The Nats would still have a chance to tie or win the game in the bottom of the 10th inning as Ryan Zimmerman who was the offensive star and got the scoring started today with a 2-run home run after Trea Turner was walked and stole his 11th base kept the D’Backs starter Patrick Corbin flummoxed during Zimmerman’s at-bat.
With 2 outs in the 10th inning, Zimmerman worked the count to 3-2 then laced a double down the 3rd base line allowing Luvello an easy decision to walk Bryce Harper. The Diamondbacks closer, Brad Boxberger, could not find the strike zone and got wild and walked Howie Kendrick to load the bases. Michael A. Taylor became Michael F. Taylor when he was first ball swinging and tapped a grounder to shortstop to end the game. What was he thinking and what was he watching from the on-deck circle when Kendrick was batting?

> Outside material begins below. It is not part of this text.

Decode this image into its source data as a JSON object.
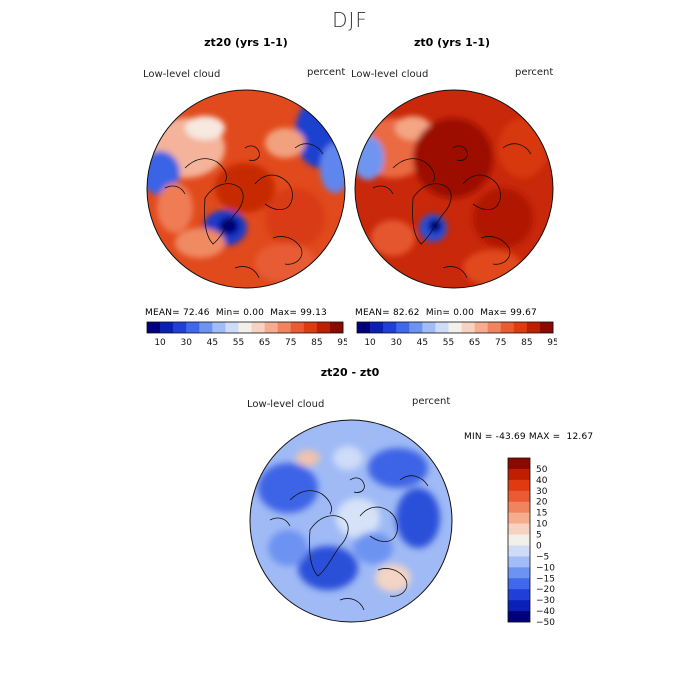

This game hurt more than most because Torey Luvullo made plenty of mistakes but Davey Martinez upped the level of ineptitude and made Luvullo look smart. By the way, Luvullo was a rookie manager last year and won the NL Manager of the Year award for 2017.
“We had our chances of winning,” Martinez said. “I have nothing to say but those guys play with heart.”
In a footnote, Davey Martinez finally changed the line-up and moved Ryan Zimmerman into the 2-hole and Howie Kendrick to the 4-hole. That move paid immediate dividends. It took until the 27th game to move Zimmerman in front of Harper. It is only the second time this season that Zimmerman has not started a game batting 4th in the lineup. This could be the line-up alignment against left-handed pitchers. We will see what DMart does against right-handed pitchers if he realigns the line-up again. Zimmerman is batting .145 against right-handed pitchers versus .321 against left-handed pitchers this season.